私は呆れつつ、友奈ちゃんとひなたちゃんに手伝ってもらって希望をおぶった。希望は私の耳元で可愛らしい寝息を立てていて、私の中でよくわからない感情がむくむくと湧き上がる。
それが何かを自分の頭の中で整理しようとしたところで、大社の人達と避難してきた人の誘導をしていた若葉ちゃんが戻ってきた。

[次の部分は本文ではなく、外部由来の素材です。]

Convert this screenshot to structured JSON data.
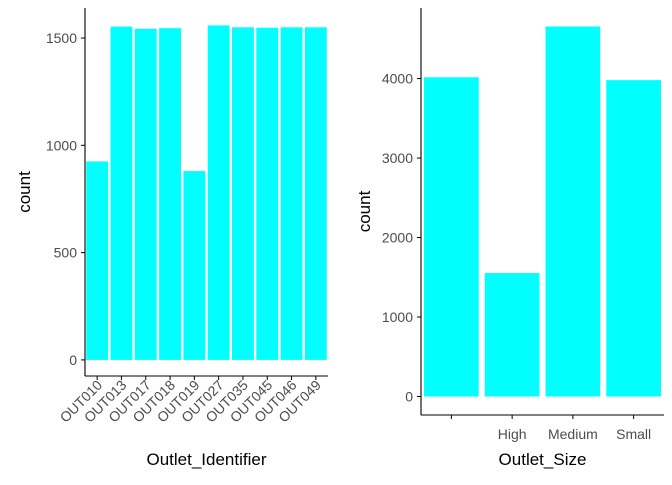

「ひなた。避難してきた人の誘導終わったぞ。怪我してる人や栄養状態が悪いものは病院に運んでもらった。これでひとまず安心だ」
「ありがとうございます、若葉ちゃん」
「うむ。別にこの程度は当然のことだ。それでは私たちも香川に戻ろう。琴音、話は戻る最中に聞かせてもらうからな」
「いいよ〜。無限に話してあげる。地獄に等しかった1年間をね」
それから私達は大社が派遣してくれた車に戦束装を着替えてから乗り込み、その中で若葉ちゃんやひなたちゃん。友奈ちゃんに私が経験してきた話をし始めた。

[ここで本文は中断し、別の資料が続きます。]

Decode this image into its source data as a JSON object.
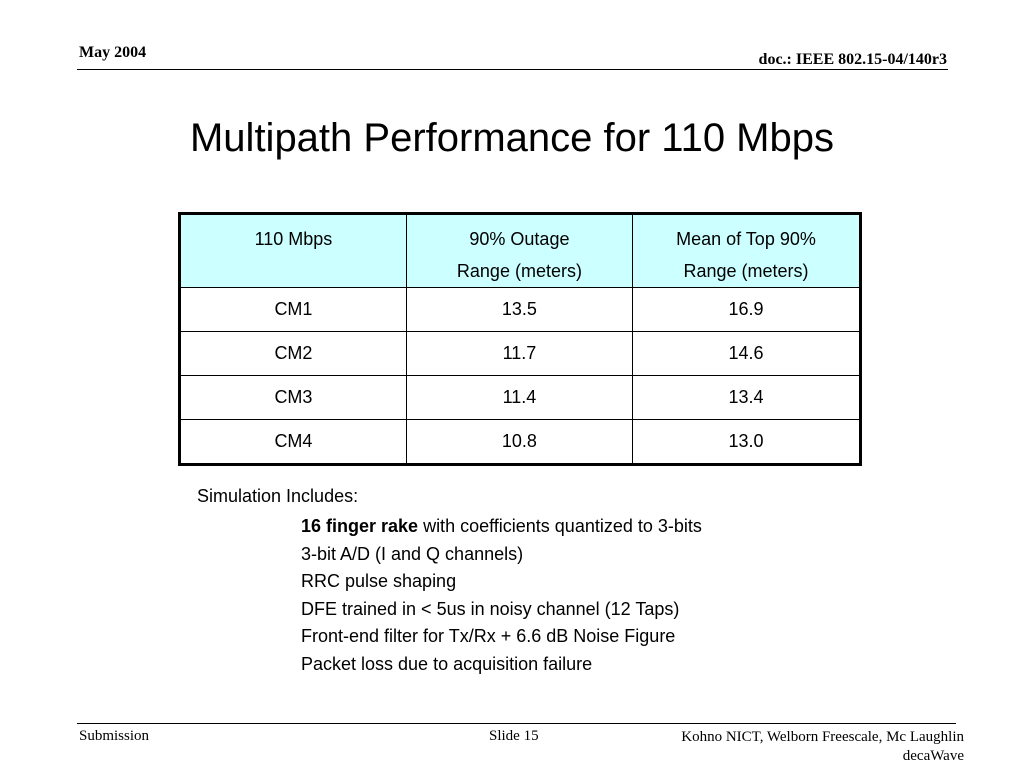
{
  "header": {
    "date": "May 2004",
    "doc_id": "doc.: IEEE 802.15-04/140r3"
  },
  "slide": {
    "title": "Multipath Performance for 110 Mbps"
  },
  "table": {
    "header_fill": "#ccffff",
    "columns": [
      {
        "lines": [
          "110 Mbps"
        ]
      },
      {
        "lines": [
          "90% Outage",
          "Range (meters)"
        ]
      },
      {
        "lines": [
          "Mean of Top 90%",
          "Range (meters)"
        ]
      }
    ],
    "rows": [
      [
        "CM1",
        "13.5",
        "16.9"
      ],
      [
        "CM2",
        "11.7",
        "14.6"
      ],
      [
        "CM3",
        "11.4",
        "13.4"
      ],
      [
        "CM4",
        "10.8",
        "13.0"
      ]
    ]
  },
  "simulation": {
    "label": "Simulation Includes:",
    "items": [
      {
        "bold": "16 finger rake",
        "text": " with coefficients quantized to 3-bits"
      },
      {
        "bold": "",
        "text": "3-bit A/D (I and Q channels)"
      },
      {
        "bold": "",
        "text": "RRC pulse shaping"
      },
      {
        "bold": "",
        "text": "DFE trained in < 5us in noisy channel (12 Taps)"
      },
      {
        "bold": "",
        "text": "Front-end filter for Tx/Rx + 6.6 dB Noise Figure"
      },
      {
        "bold": "",
        "text": "Packet loss due to acquisition failure"
      }
    ]
  },
  "footer": {
    "left": "Submission",
    "slide_number": "Slide 15",
    "authors_line1": "Kohno NICT, Welborn Freescale, Mc Laughlin",
    "authors_line2": "decaWave"
  }
}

まあ、地獄に等しかったと言えど、それ以上に私が成長するためには必要な過程だった気もしなくはない。失敗も多かったが、成功と言える事も多くあったはずだ。
自分が楽観的であることをやめ、他の人がそうあれるように努力したのは果たして正解だったのかはまだ結論は出せない。これに関しては成功も失敗も両方あるが故に私個人では判断もできない。ただ、普通なら今回避難することを選んだ20人は楽観的にならなければあの地下から出ると言う選択肢は取らなかっただろう。『多分大丈夫だろう』そう思えてたからこそ、失敗直後の私にもついてきてくれたのだ。
(そう考えれば、正解だったのかもね……)
私の中でその結論は案外ストンと腑に落ちた。
(はぁ……。それでもやっぱり強行的手段で脅したりしたのはダメだったよね……)
結局、あの半グレイケイケお兄さん方を外に出ると言う自殺に追い込んだのは私の落ち度だ。反省して済むものでもないし、私が一生をかけて背負うべき業でもある。

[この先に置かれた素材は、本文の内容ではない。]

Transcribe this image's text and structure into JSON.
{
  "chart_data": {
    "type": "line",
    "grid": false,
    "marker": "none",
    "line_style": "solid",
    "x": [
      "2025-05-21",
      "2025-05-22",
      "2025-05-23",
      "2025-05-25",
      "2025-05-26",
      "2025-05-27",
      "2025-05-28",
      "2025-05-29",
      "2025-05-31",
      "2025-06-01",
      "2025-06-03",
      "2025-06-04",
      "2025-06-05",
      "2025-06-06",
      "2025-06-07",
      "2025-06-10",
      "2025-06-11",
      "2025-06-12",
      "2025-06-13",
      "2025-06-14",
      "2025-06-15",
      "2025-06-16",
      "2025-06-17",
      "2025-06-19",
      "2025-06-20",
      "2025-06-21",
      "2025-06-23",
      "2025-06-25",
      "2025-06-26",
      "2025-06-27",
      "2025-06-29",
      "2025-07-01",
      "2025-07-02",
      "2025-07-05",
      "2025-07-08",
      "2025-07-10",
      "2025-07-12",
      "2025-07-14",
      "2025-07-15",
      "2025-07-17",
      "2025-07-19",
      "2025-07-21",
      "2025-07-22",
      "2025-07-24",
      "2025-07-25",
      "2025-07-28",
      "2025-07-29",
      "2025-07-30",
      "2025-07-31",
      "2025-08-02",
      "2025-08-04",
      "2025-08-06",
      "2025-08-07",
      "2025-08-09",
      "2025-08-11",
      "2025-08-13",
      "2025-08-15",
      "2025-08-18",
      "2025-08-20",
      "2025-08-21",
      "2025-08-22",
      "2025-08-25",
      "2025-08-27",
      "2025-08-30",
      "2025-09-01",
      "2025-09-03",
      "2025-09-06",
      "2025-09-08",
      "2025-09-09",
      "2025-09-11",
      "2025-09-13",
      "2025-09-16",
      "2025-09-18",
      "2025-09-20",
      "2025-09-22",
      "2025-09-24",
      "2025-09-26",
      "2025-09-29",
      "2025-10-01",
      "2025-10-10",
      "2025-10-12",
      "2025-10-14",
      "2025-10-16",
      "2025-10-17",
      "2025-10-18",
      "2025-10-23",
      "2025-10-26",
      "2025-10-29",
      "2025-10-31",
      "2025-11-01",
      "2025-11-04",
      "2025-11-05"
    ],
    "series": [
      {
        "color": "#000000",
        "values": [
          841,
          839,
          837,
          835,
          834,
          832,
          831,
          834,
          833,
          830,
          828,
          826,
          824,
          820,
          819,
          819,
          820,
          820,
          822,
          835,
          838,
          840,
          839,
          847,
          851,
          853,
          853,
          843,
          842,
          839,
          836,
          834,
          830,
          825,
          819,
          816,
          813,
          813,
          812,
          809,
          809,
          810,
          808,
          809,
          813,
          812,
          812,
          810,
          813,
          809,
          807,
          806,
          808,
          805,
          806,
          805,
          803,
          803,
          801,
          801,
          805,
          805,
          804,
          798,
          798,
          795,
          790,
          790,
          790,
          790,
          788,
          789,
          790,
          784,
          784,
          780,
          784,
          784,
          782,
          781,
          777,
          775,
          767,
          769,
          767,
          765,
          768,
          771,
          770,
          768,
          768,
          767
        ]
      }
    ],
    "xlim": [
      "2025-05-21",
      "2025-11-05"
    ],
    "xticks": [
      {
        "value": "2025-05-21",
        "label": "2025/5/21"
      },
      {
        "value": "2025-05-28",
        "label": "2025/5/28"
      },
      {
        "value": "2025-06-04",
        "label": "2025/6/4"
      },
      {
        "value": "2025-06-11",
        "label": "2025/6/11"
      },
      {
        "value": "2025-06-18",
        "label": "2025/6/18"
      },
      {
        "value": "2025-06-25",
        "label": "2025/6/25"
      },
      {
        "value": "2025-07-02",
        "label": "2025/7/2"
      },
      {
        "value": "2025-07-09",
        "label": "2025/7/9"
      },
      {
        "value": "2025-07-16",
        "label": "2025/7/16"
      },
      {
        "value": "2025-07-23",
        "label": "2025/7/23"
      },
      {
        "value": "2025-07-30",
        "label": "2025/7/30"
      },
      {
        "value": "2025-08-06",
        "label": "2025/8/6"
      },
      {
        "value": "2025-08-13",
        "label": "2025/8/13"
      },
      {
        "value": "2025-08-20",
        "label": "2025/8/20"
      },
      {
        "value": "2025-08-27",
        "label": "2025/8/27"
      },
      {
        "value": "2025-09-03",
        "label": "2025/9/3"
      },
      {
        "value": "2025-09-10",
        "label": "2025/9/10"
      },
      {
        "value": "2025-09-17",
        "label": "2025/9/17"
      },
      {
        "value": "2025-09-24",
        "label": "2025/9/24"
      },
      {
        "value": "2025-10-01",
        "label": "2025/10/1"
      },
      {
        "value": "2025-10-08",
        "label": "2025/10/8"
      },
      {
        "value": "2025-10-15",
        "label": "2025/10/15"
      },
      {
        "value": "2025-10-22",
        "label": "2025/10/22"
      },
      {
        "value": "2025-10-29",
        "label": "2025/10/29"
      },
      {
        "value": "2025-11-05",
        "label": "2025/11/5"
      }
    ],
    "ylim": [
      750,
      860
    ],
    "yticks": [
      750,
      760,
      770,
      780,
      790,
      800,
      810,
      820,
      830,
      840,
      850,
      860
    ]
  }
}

20人救ったが、7人を自殺に追い込んだ。天秤にかければ私は恐らく罪深い。
「大丈夫か、琴音。無理に話さなくても」
「ううん。若葉ちゃん達には話さないといけないと思うから」
その後も話を続け、全てを話し終わる頃には私たちは丸亀に着いていた。
車から降り、丸亀の地を再び踏むと私は本当の意味で戻って来れたのだと実感が湧き上がる。
一年前と変わらぬ風景に余計安心感が刺激され、この一年の事も同時に思い出して目尻に涙が溜まる。
そんな私を見て、ひなたちゃんは優しく微笑んだ。
「本当にお疲れ様でした。大社の方から検査や色々あるとは思いますが、今はゆっくりと休んでください」
「うん!ありがとう!」
そして私は言おうと思っていた言葉を思い出し、若葉ちゃんとひなたちゃんに満面の笑みを向けてその言葉を紡いだ。
「ただいま!」
こうして、私の始まりの物語は終わりを迎えた。それでも、まだこれは所詮序章に過ぎない。それを私はこれから実感していくことになる。
そして、私が大阪を離れたが故に起きた悲劇にも私は向き合わなくなるとはこの時思いもしなかった。
第1章 完
なんだか色々端折り過ぎてしまって置いてけぼりになってしまうような物語で申し訳なく思います。
これは11話かけたプロローグとでもお思いください。